Efficient token management ensures:

Faster inference
Lower memory footprint
Predictable performance

How Token Count Affects API Costs

Token count doesn’t equal word count. It depends on how the tokenizer matches text to its vocabulary.

Scenario	Word Count	Token Count	Estimated Cost (GPT-4o, $2.50/M input)
Simple English prompt	100 words	~133 tokens	~$0.0003
Technical prompt with jargon	100 words	~150–200 tokens	~$0.0004–0.0005
Code-heavy prompt	100 words	~200–300 tokens	~$0.0005–0.0008
Chinese/Japanese text	100 characters	~150–300 tokens	~$0.0004–0.0008

Conclusion

Tokens aren’t just a billing detail they directly impact cost, performance, and context management. For developers building LLM applications, thinking in tokens instead of words is essential. Understanding your model’s vocabulary and tokenization behavior allows you to:

Optimize prompt length
Avoid unexpected truncation
Control costs effectively
Ensure predictable memory usage

By mastering tokens, you can build efficient, reliable, and cost-effective LLM-powered applications.

Struggling with LLM Costs or Token Limits?

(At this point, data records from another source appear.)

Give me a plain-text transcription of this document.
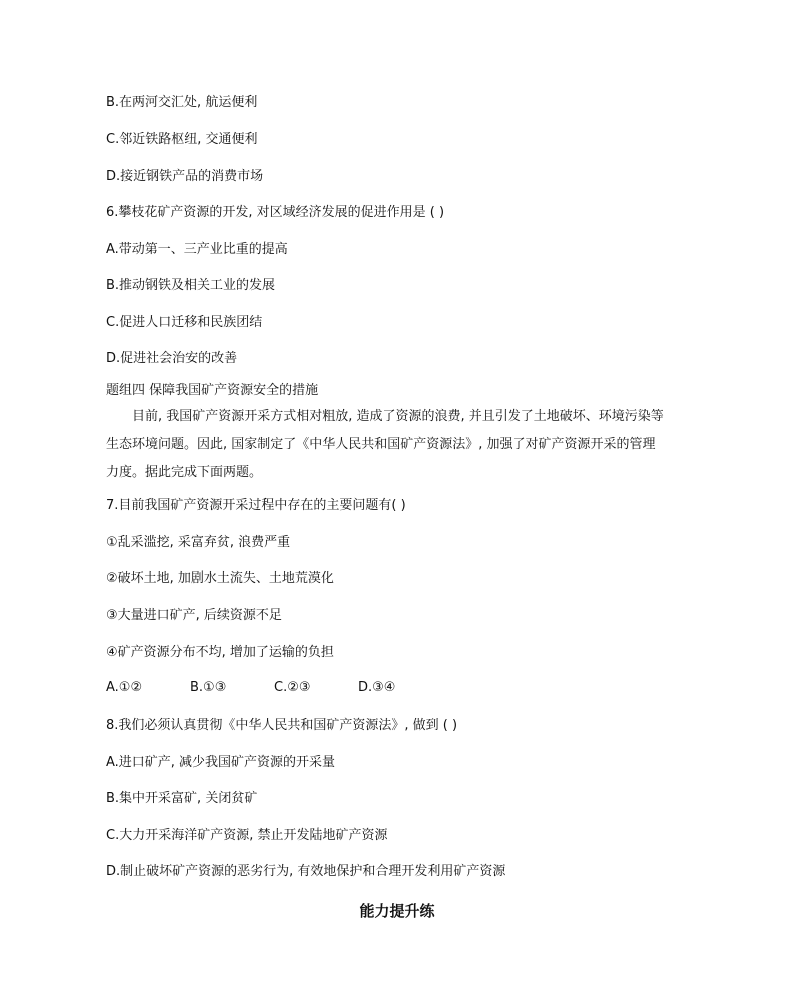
B.在两河交汇处, 航运便利
C.邻近铁路枢纽, 交通便利
D.接近钢铁产品的消费市场
6.攀枝花矿产资源的开发, 对区域经济发展的促进作用是 ( )
A.带动第一、三产业比重的提高
B.推动钢铁及相关工业的发展
C.促进人口迁移和民族团结
D.促进社会治安的改善
题组四 保障我国矿产资源安全的措施
目前, 我国矿产资源开采方式相对粗放, 造成了资源的浪费, 并且引发了土地破坏、环境污染等生态环境问题。因此, 国家制定了《中华人民共和国矿产资源法》, 加强了对矿产资源开采的管理力度。据此完成下面两题。
7.目前我国矿产资源开采过程中存在的主要问题有( )
①乱采滥挖, 采富弃贫, 浪费严重
②破坏土地, 加剧水土流失、土地荒漠化
③大量进口矿产, 后续资源不足
④矿产资源分布不均, 增加了运输的负担
A.①②	B.①③	C.②③	D.③④
8.我们必须认真贯彻《中华人民共和国矿产资源法》, 做到 ( )
A.进口矿产, 减少我国矿产资源的开采量
B.集中开采富矿, 关闭贫矿
C.大力开采海洋矿产资源, 禁止开发陆地矿产资源
D.制止破坏矿产资源的恶劣行为, 有效地保护和合理开发利用矿产资源
能力提升练
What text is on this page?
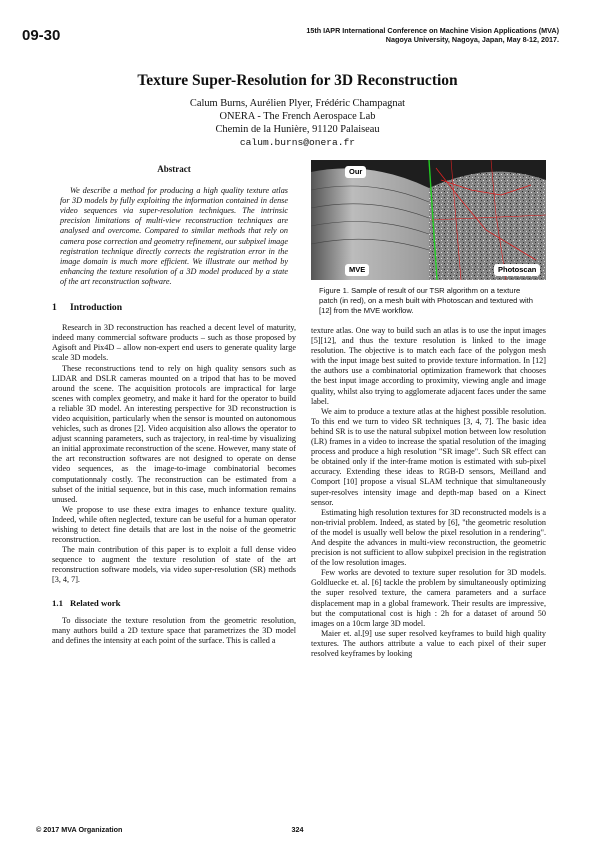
09-30	15th IAPR International Conference on Machine Vision Applications (MVA)
Nagoya University, Nagoya, Japan, May 8-12, 2017.
Texture Super-Resolution for 3D Reconstruction
Calum Burns, Aurélien Plyer, Frédéric Champagnat
ONERA - The French Aerospace Lab
Chemin de la Hunière, 91120 Palaiseau
calum.burns@onera.fr
Abstract

We describe a method for producing a high quality texture atlas for 3D models by fully exploiting the information contained in dense video sequences via super-resolution techniques. The intrinsic precision limitations of multi-view reconstruction techniques are analysed and overcome. Compared to similar methods that rely on camera pose correction and geometry refinement, our subpixel image registration technique directly corrects the registration error in the image domain is much more efficient. We illustrate our method by enhancing the texture resolution of a 3D model produced by a state of the art reconstruction software.

1 Introduction

Research in 3D reconstruction has reached a decent level of maturity, indeed many commercial software products – such as those proposed by Agisoft and Pix4D – allow non-expert end users to generate quality large scale 3D models.

These reconstructions tend to rely on high quality sensors such as LIDAR and DSLR cameras mounted on a tripod that has to be moved around the scene. The acquisition protocols are impractical for large scenes with complex geometry, and make it hard for the operator to build a reliable 3D model. An interesting perspective for 3D reconstruction is video acquisition, particularly when the sensor is mounted on autonomous vehicles, such as drones [2]. Video acquisition also allows the operator to adjust scanning parameters, such as trajectory, in real-time by visualizing an initial approximate reconstruction of the scene. However, many state of the art reconstruction softwares are not designed to operate on dense video sequences, as the image-to-image combinatorial becomes computationnaly costly. The reconstruction can be estimated from a subset of the initial sequence, but in this case, much information remains unused.

We propose to use these extra images to enhance texture quality. Indeed, while often neglected, texture can be useful for a human operator wishing to detect fine details that are lost in the noise of the geometric reconstruction.

The main contribution of this paper is to exploit a full dense video sequence to augment the texture resolution of state of the art reconstruction software models, via video super-resolution (SR) methods [3, 4, 7].

1.1 Related work

To dissociate the texture resolution from the geometric resolution, many authors build a 2D texture space that parametrizes the 3D model and defines the intensity at each point of the surface. This is called a

Our
MVE	Photoscan
Figure 1. Sample of result of our TSR algorithm on a texture patch (in red), on a mesh built with Photoscan and textured with [12] from the MVE workflow.

texture atlas. One way to build such an atlas is to use the input images [5][12], and thus the texture resolution is linked to the image resolution. The objective is to match each face of the polygon mesh with the input image best suited to provide texture information. In [12] the authors use a combinatorial optimization framework that chooses the best input image according to proximity, viewing angle and image quality, whilst also trying to agglomerate adjacent faces under the same label.

We aim to produce a texture atlas at the highest possible resolution. To this end we turn to video SR techniques [3, 4, 7]. The basic idea behind SR is to use the natural subpixel motion between low resolution (LR) frames in a video to increase the spatial resolution of the imaging process and produce a high resolution "SR image". Such SR effect can be obtained only if the inter-frame motion is estimated with sub-pixel accuracy. Extending these ideas to RGB-D sensors, Meilland and Comport [10] propose a visual SLAM technique that simultaneously super-resolves intensity image and depth-map based on a Kinect sensor.

Estimating high resolution textures for 3D reconstructed models is a non-trivial problem. Indeed, as stated by [6], "the geometric resolution of the model is usually well below the pixel resolution in a rendering". And despite the advances in multi-view reconstruction, the geometric precision is not sufficient to allow subpixel precision in the registration of the low resolution images.

Few works are devoted to texture super resolution for 3D models. Goldluecke et. al. [6] tackle the problem by simultaneously optimizing the super resolved texture, the camera parameters and a surface displacement map in a global framework. Their results are impressive, but the computational cost is high : 2h for a dataset of around 50 images on a 10cm large 3D model.

Maier et. al.[9] use super resolved keyframes to build high quality textures. The authors attribute a value to each pixel of their super resolved keyframes by looking

© 2017 MVA Organization	324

Let’s Fix It

Book a free 45-minute consultation with Intuz’s AI architects to review your token usage, prompt design, and LLM pipeline. We’ll help you reduce costs, prevent truncation issues, and design scalable, production-ready AI systems.

FAQs

What role does vocabulary size play in token counting?

LLMs use fixed vocabularies (30k-100k tokens) built via Byte-Pair Encoding (BPE), where frequent byte pairs merge into tokens during training. Larger vocabularies reduce subword splits for common words, lowering token counts (e.g., GPT-4’s 100k vocab packs more info per token), but increase embedding matrix size and compute. Optimal size balances coverage and efficiency.

How does BPE tokenization convert text to tokens?

BPE starts with characters, iteratively merging the most frequent pairs from training corpora until reaching vocabulary size. Out-of-vocabulary words split into known subwords, enabling counting via greedy longest-match lookup. This handles morphology efficiently, as shown in Sennrich et al. (2016), outperforming word-level tokenization.

Why do LLMs struggle with exact letter counting?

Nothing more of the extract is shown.